Taiwan Gets Permission to Attend RIMPAC

Taiwanese naval ships could join 2022’s Rim of the Pacific Exercise (RIMPAC) for the first time under a defense policy bill for fiscal year 2022 passed by the U.S. House of Representatives.

Earlier this week the lower chamber of the U.S. Congress voted overwhelmingly in support of the National Defense Authorization Act (NDAA) which defines the country’s defense policy and budget.

The bill suggests “conducting practical training and military exercises with Taiwan, including, as appropriate, inviting Taiwan to participate in the Rim of the Pacific exercise conducted in 2022” in order to support the development of Taiwan’s defense forces.

The NDAA bill still needs to be passed by the Senate before getting to President Joe Biden’s desk and “it will depend on Biden to decide whether inviting Taiwan to joint exercise is worth his political capital,” said Richard Bitzinger, senior fellow at the S. Rajaratnam School of International Studies (RSIS) in Singapore.

“At the moment, I think the chance is 50/50 that an invitation would be granted,” Bitzinger said.

RIMPAC is the world’s largest multi-national maritime warfare exercise held every two years since 1974. Before that it was held annually.
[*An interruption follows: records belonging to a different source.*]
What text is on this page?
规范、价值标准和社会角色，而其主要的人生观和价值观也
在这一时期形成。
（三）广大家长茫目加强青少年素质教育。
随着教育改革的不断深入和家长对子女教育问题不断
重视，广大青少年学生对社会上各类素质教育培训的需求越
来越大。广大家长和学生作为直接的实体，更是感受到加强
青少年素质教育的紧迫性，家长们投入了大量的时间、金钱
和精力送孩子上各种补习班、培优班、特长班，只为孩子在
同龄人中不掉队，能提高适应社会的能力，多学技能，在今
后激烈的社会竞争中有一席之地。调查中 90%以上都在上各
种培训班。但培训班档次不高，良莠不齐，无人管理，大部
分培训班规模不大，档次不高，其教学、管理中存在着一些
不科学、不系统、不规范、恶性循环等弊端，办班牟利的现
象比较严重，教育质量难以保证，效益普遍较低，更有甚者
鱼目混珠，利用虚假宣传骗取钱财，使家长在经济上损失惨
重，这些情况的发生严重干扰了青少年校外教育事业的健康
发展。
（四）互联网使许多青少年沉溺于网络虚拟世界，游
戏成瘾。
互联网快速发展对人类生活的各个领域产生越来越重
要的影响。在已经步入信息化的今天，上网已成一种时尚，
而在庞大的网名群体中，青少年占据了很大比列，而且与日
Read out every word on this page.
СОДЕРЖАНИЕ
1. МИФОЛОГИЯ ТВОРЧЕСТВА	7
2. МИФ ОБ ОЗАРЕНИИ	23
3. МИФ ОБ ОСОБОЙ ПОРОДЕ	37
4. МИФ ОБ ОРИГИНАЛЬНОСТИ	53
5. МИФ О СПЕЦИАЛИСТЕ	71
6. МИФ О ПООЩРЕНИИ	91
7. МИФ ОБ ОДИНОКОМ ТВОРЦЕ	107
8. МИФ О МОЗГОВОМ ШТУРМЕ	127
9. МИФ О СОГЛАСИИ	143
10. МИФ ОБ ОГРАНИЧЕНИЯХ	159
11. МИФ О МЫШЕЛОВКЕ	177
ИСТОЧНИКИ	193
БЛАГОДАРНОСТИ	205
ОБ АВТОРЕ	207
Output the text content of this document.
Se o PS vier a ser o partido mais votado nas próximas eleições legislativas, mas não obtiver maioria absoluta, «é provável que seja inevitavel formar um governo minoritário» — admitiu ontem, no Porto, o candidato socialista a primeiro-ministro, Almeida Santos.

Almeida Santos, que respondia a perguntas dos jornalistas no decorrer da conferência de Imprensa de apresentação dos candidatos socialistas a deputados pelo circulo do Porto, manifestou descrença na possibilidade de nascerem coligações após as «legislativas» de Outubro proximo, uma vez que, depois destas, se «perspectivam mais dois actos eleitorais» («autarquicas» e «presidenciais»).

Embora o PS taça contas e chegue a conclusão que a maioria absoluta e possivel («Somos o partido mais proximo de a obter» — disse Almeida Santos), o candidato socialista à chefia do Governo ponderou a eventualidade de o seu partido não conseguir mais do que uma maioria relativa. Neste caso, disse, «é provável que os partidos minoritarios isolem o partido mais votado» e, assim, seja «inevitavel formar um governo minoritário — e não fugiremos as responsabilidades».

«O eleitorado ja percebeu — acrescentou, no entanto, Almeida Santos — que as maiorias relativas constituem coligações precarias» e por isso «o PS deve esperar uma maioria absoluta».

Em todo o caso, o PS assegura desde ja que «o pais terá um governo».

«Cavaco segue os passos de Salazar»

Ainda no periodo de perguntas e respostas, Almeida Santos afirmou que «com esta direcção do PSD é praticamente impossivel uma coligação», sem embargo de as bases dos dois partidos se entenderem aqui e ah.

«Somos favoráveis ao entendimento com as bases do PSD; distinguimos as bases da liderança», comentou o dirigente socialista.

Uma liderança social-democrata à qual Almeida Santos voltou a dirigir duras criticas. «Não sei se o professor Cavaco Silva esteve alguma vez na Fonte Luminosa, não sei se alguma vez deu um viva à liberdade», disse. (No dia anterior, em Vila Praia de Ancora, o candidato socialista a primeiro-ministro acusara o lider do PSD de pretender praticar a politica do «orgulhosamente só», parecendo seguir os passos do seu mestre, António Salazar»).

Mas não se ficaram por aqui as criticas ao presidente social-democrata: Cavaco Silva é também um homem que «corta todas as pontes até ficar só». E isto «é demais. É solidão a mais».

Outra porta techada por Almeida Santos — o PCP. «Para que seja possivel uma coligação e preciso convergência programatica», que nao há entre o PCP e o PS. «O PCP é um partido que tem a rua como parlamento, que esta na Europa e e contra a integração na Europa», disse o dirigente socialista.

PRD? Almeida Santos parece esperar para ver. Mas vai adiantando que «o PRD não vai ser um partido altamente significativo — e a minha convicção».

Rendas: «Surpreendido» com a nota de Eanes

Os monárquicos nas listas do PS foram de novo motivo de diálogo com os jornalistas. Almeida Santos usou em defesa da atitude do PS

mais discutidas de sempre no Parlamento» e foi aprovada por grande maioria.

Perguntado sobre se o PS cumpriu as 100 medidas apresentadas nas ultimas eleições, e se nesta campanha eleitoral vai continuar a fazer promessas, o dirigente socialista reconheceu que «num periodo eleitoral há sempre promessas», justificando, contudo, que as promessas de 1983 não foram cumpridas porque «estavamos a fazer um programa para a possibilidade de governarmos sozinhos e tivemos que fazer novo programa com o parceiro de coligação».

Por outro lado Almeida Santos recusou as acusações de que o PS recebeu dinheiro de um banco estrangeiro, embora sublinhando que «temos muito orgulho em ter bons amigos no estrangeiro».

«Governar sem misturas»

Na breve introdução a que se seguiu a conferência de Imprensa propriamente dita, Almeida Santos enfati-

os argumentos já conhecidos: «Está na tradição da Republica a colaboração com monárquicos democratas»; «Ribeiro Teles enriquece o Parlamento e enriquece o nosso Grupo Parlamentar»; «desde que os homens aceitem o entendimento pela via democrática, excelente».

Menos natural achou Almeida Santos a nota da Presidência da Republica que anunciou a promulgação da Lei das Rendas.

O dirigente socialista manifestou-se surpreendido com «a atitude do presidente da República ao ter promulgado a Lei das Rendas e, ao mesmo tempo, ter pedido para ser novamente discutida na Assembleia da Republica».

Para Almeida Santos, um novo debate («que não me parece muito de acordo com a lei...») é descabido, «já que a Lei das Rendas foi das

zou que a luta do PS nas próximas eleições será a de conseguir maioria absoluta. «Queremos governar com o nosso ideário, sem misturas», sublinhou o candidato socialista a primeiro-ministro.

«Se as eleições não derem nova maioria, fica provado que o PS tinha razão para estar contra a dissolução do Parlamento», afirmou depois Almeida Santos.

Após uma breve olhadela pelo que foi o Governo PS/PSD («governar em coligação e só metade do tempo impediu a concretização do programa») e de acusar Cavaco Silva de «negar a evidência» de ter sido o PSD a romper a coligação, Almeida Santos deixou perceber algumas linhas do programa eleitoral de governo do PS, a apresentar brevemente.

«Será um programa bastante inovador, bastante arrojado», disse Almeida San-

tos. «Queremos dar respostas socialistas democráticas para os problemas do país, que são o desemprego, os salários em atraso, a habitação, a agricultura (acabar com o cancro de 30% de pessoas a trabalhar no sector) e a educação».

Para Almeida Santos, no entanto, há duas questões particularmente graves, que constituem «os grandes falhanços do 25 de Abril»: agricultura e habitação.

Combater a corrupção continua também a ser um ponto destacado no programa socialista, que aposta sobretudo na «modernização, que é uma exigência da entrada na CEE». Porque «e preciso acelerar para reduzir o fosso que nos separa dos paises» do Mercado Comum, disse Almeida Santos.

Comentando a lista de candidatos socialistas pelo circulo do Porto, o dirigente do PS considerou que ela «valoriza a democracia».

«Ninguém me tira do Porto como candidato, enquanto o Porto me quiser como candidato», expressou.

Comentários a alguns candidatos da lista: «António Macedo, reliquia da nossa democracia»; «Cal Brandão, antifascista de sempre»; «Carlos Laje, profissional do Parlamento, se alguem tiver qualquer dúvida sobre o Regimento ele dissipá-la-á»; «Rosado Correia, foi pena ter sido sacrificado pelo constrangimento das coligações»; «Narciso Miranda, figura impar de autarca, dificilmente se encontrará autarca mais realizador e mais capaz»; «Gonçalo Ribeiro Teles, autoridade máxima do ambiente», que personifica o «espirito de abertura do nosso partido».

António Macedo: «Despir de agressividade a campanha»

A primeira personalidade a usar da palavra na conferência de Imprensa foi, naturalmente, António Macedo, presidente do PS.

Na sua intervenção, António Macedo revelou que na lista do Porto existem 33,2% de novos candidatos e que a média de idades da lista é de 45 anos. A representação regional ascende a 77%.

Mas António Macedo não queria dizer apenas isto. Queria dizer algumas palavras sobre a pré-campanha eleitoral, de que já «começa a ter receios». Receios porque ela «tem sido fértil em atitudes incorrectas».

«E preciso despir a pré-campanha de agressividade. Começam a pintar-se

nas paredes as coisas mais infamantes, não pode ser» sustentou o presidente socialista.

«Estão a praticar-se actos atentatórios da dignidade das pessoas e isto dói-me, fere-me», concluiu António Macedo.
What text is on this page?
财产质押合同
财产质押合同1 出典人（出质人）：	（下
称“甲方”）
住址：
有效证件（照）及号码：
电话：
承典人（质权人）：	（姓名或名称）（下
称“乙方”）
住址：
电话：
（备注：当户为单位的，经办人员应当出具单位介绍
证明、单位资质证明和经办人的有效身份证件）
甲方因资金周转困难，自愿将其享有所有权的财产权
The exercise is hosted by the U.S. Navy’s Indo-Pacific Command and joined by navies from dozens of countries. China took part in 2014 and 2016.

“Taiwan attending RIMPAC would be very important politically as a sign of support by the U.S. and other attending nations,” said Grant Newsham, a retired U.S. Marine colonel who spent 2019 in Taiwan to research the island’s defense.

“If the Americans do not help Taiwan’s armed forces break out of over 40 years of isolation and give them the opportunity to train with somebody, Taiwan’s defense capabilities will not improve as they need to improve,” said Newsham.

Until now, the U.S. military hasn’t conducted any bilateral and joint exercise with Taiwan but it was reported in October that a number of U.S. military trainers have been deployed in the island for at least a year.

The Wall Street Journal said that a small contingent of U.S. special forces soldiers and Marines are training Taiwan’s local ground and maritime forces.

The Pentagon did not comment on the report at that time but said that the U.S. “support for and defense relationship with Taiwan remains aligned against the current threat” from China.

U.S. troops have not been permanently based on the island since Washington established diplomatic relations with Beijing in 1979.

“China will react strongly, as usual, if Taiwan gets invited to RIMPAC,” said Bitzinger from Singapore’s RSIS.

“It would stoke further tensions with Beijing but I don’t think this alone would lead to an eventual clash,” he added.

China considers Taiwan a breakaway province and vows to reunite it with the mainland, by force if necessary. Chinese military activity in the Taiwan Strait has intensified in recent months, with hundreds of military aircraft sorties into Taiwan’s air defense identification zone (ADIZ) in what observers see as an intimidation campaign.

Taiwanese Defense Minister Chiu Kuo-cheng said in October that the cross-strait tension was “the most serious” in more than 40 years.

When asked about the NDAA earlier this month, Chiu said he had not seen the details of the U.S. legislation. He indicated that Taiwan needed to have an internal discussion on the applicability of the bill to Taiwan. He said Taiwan would utilize and evaluate what it could benefit from.

On Wednesday, the Pentagon’s top official for the Indo-Pacific said “bolstering Taiwan’s self-defenses is an urgent task and an essential feature of deterrence.”

Ely Ratner, U.S. assistant secretary of defense for Indo-Pacific Security Affairs, told a Senate Foreign Relations Committee hearing that China’s air and sea campaigns around Taiwan “increased the likelihood of miscalculation between armed forces in the Indo-Pacific.”

Responding to Ratner’s statement at the hearing, a Chinese Foreign Ministry’s spokesman said the U.S. has “repeatedly cited the so-called ‘China threat’ rhetoric as an excuse to justify its expansion of military strength.”

The U.S. is Taiwan’s largest arms supplier with agreed deals worth more than $23 billion since 2010.

However the $768.2-billion defense policy bill also calls to assist Taiwan “in the domestic production of defensive asymmetric capabilities including through the transfer of intellectual property, co-development, or co-production arrangements.”

Experts say Taiwan’s defense concept is based on a strategy of asymmetric warfare as there is a widening gap between China and the island’s capabilities.

Taiwan launched the construction of its Indigenous Defensive Submarine program in November 2020 and aims to acquire as many as eight diesel-electric submarines at an estimated cost of $16 billion.

In March, the U.S. approved the export of sensitive technology including three major types of equipment — digital sonar systems, integrated combat systems and an auxiliary equipment system (periscopes) – for the fleet.